VTES is an air-cooled Switched Reluctance machine, coupled to power electronics and an optimized radial compressor, that delivers high airflow, pressure and efficiency. The electric supercharger operates independently of engine speed, making it suitable to maintaining vehicle transient performance and driveability. The product is designed for integration into both Otto and Diesel engines to deliver enhanced torque, emissions control and CO2 reduction. VTES is optimized to use the standard 12V vehicle architecture.
When applied to a radically downsized 1.2-liter turbocharged engine, VTES delivers in excess of a 50% increase in torque at engine speeds below 3,000rpm, more than compensating for insufficient power from the exhaust turbine. More than 90% of the available torque is delivered in less than a second. Compared with a 1.6-liter naturally aspirated engine, the downsized engine with electric supercharger reduces the 70-100 km/h (44-63 mph) top gear acceleration time from 18 to 11 seconds.

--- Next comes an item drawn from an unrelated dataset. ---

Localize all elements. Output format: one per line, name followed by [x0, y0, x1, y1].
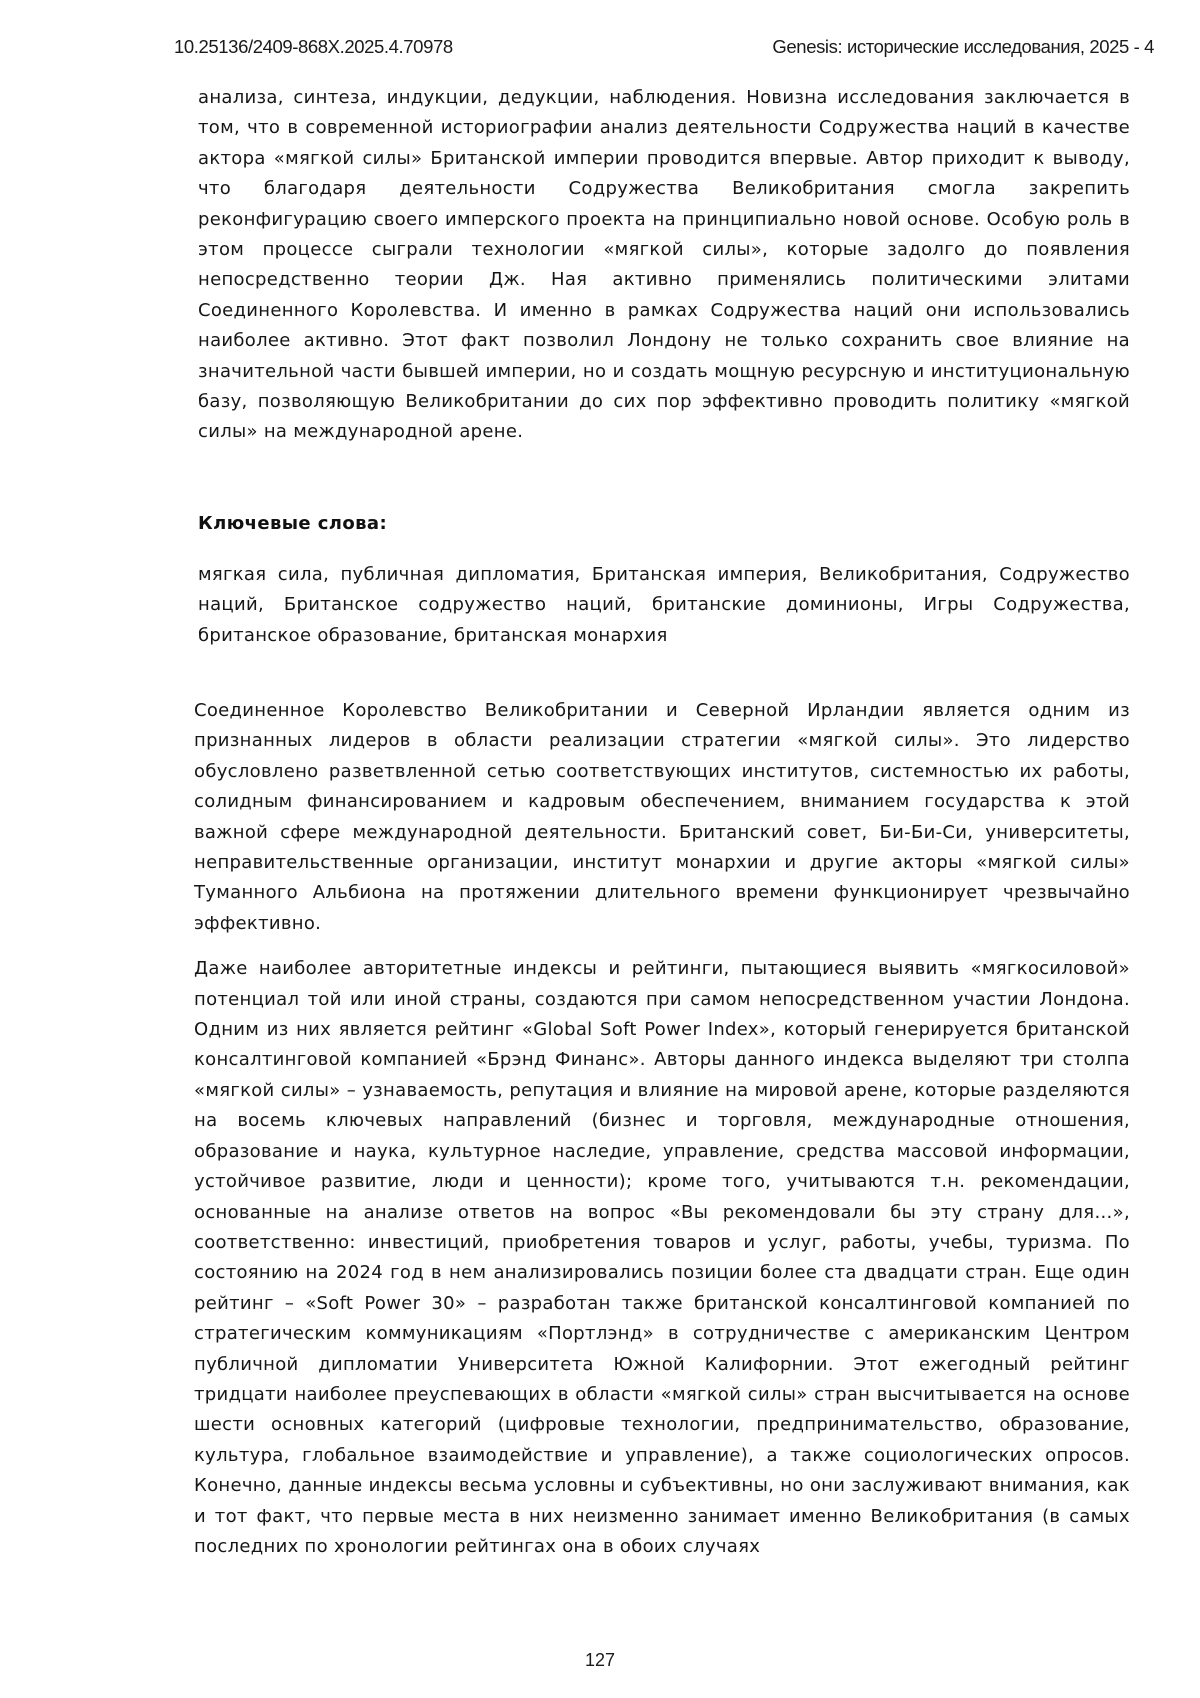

CPT’s electric supercharger significantly increases an engine’s air charge density over the critical first 10 combustion cycles of a low speed transient. Fitted with a low inertia compressor, the supercharger accelerates from idle to its maximum speed of 70,000 rpm in less than a third of a second enabling even a turbocharged engine to achieve full load torque within one second at very low engine speeds. This fast dynamic response and rapid air boosting enables the system to react instantly to high transient load conditions, delivering up to 25 kW (33 bhp) of additional power at the crankshaft. This is more than enough to compensate for any turbo lag and more cost effective than integrating a 25 kW electric motor into the powertrain since only a 12-volt alternator and battery system is required, according to CPT.
CPT recommends a combination of the highly dynamic electric supercharger in series with a conventional exhaust-driven turbocharger to optimize the overall response of the system, compared to other air charging methods. The VTES technology can also help reduce soot and particulate emissions from diesel engines, particularly when the driver accelerates at low engine revs, which, in turn, creates an opportunity to reduce the size and cost of the diesel particulate filter (DPF).
Our electric supercharger is an ideal enabling technology for the extreme engine downsizing being advocated by European carmakers. The system has been designed to be sufficiently flexible to enable use of a common solution across a wide range of gasoline and diesel engine platforms. It delivers the required economies of scale and complements the micro-hybrid strategy of using the existing 12-volt vehicle architecture as an economic alternative to higher voltage ISG based torque assistance.—Mark Criddle, CPT senior engineering manager
CPT will showcase VTES at the international supercharging conference held in Dresden 24-25 September 2009. The company says it’s progressing a number of confidential development contracts that will lead to commercial applications, initially for small- and medium-volume production, and will continue to work with the industry’s powertrain developers to verify and validate the benefits of electric superchargers.
Controlled Power Technologies was set up in 2007 as a management buy-in funded by venture capital initially to acquire advanced powertrain technologies from Visteon Corporation and its technology development partner Emerson Corporation.